According to the statement, a junior doctor on £63,000 will receive an annual gain of over £750 thanks to the cuts, while a senior nurse with five years of experience on £42,618 will receive an annual gain of £600.
Mr Hunt said: ‘I’m going to cut the main 12% rate of employee national insurance – if I cut it by one percentage point to 11% that would be an extra £225 in the pocket of the average worker every year.
‘But instead I’m going to go further and cut the main rate by two percentage points from 12% to 10% – that change will help 27 million people.’
The King’s Fund chief analyst Siva Anandaciva said that the Autumn Statement ‘appears to have offered nothing significant beyond the relatively small amount of additional funding for the health service recently announced, which we cannot pretend will be enough for the NHS to do everything needed to give patients the care they deserve and expect this winter’.
‘The Government’s NHS funding announcements have now become caught in a vicious cycle of inefficient emergency cash injections and unrealistic expectations of what the NHS can deliver in return.
‘To avoid the NHS facing a crisis every winter, ministers need to make long-term decisions that can bring demand, capacity, and efficiency back into better balance,’ he added.
It was also announced as part of the statement that the Government is taking steps to reform the fit note process to support more people to resume work after a period of illness, as well as expanding the NHS Talking Therapies programme.
The Statement also confirmed that from April next year the national living wage will increase by around 9.8% to £11.44.
Currently, the national living wage for those aged over 23 is £10.42, meaning the rate will rise by more than £1.02 – and will now cover 21 and 22-year-olds for the first time.
The BMA’s GP Committee in England said that while the increase is a ‘good thing’, the Government must ensure ‘struggling practices’ have adequate funding – otherwise more of them could face closure.
In its announcement, the Government said this is the ‘biggest cash increase’ to the minimum wage in over a decade and meets the manifesto pledge to ‘end low pay’.
County Durham GP Dr Kamal Sidhu told sister title, Pulse, his practice staff work ‘very hard’ and deserve to be ‘well remunerated’ – but he believes the Government is ‘creating a divide between GP partners and their staff’ by not providing sufficient funding.
He said: ‘Increase of minimum wage is very welcome but it must be accompanied by increased funding for the practices. Uplift in the wages requires differentials for other staff to be maintained too.
‘Practices are already feeling a massive squeeze with increase in staff costs, energy bills and maintenance costs.
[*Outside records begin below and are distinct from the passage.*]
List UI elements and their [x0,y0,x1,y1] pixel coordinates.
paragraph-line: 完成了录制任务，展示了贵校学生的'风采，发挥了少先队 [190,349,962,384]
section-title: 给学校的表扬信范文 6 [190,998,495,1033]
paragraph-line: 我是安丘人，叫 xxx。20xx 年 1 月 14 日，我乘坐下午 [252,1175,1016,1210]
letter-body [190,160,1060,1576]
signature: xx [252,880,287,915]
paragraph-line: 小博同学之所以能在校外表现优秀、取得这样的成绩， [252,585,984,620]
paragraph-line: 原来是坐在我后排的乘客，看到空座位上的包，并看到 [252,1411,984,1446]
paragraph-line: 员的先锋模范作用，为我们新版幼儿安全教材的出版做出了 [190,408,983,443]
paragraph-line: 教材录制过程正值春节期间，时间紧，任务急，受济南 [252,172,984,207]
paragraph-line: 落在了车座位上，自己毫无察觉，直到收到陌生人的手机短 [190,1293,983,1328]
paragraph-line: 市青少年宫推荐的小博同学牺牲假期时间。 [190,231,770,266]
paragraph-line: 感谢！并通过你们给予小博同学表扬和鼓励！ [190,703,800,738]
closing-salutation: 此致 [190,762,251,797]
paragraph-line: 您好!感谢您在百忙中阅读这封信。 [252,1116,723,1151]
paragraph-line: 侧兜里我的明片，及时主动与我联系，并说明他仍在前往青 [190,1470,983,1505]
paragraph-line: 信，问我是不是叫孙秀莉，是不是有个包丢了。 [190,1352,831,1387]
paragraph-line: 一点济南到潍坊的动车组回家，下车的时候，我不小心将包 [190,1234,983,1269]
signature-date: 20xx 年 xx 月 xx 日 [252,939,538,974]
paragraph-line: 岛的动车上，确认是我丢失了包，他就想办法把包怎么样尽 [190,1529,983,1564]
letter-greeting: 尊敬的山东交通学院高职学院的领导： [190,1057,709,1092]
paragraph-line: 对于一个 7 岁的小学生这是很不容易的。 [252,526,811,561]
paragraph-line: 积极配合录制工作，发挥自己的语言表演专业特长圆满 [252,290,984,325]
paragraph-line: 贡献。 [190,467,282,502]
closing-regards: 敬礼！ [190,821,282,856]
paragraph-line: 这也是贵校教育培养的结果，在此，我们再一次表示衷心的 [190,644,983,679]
This is hugely exacerbated by significant cuts in practice support and funding.
‘All we hear now from ICBs and local authorities is that there is no funding in the NHS for practices.’
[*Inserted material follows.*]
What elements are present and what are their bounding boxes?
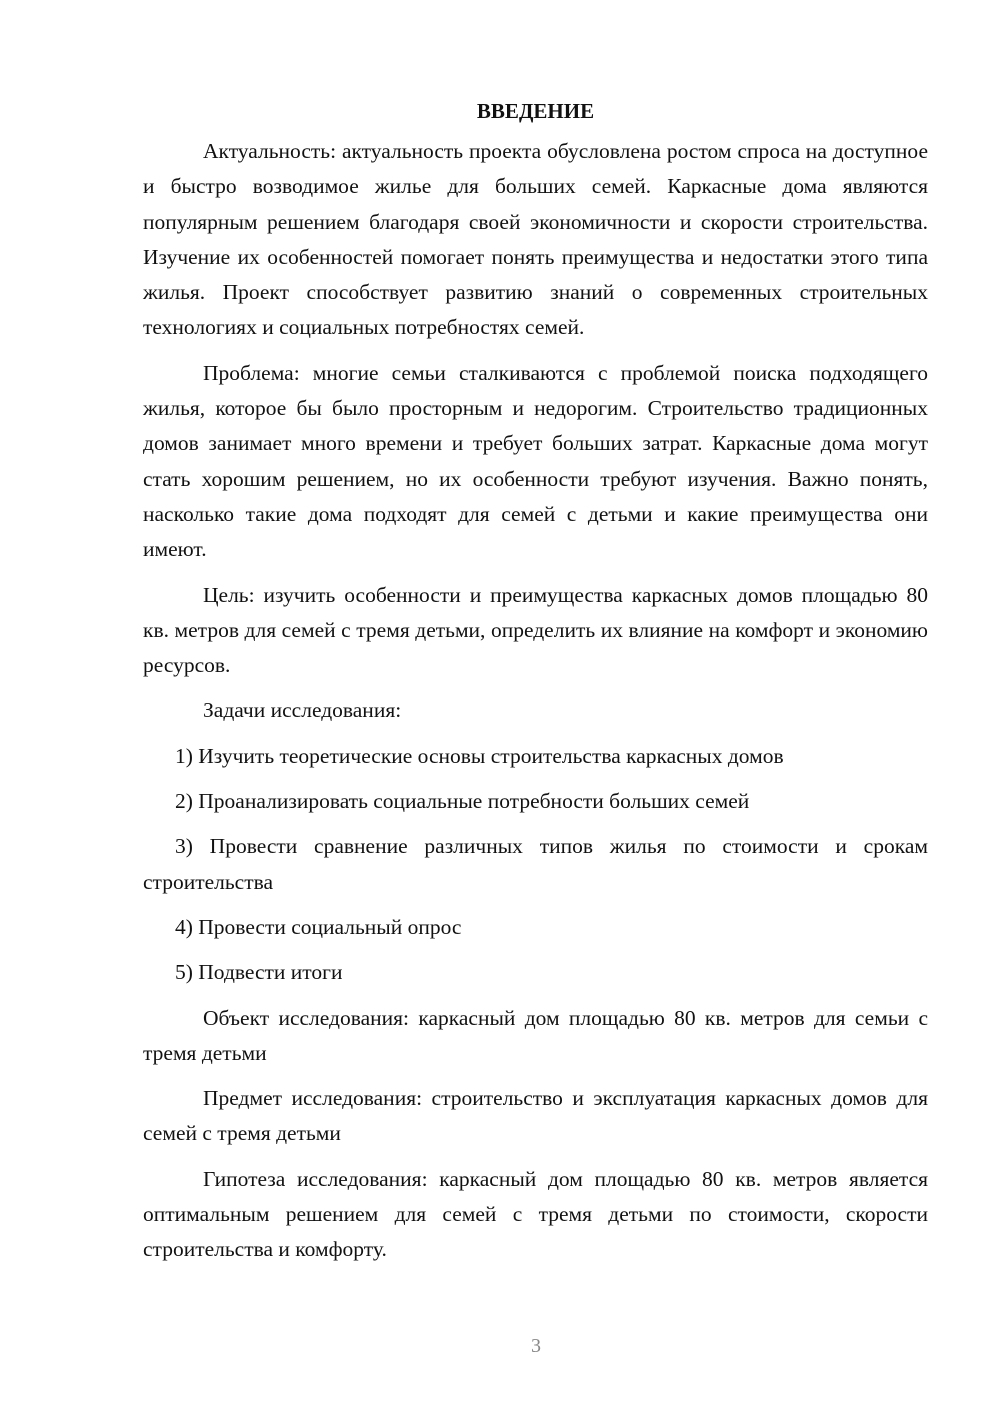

Dr Pipin Singh, a GP partner in North Tyneside, said it will ‘have to be thought through how that will be funded by the Government for GP practices in the global sum’.
He told Pulse that although his practice was able to give salaried staff the recent 6% uplift, there is ‘no doubt’ this national living wage rise will ‘have an impact on finances’.
Earlier this year, the Government accepted a pay review body recommendation for a 6% pay rise for NHS staff and, following negotiations with the GPC, the global sum for GP practices was increased from £102.28 to £104.73 to cover this uplift.
However, many GPs were concerned that this uplift was not adequate to pass on the 6% pay rise to all staff.
A version of this story first appeared in sister title Pulse.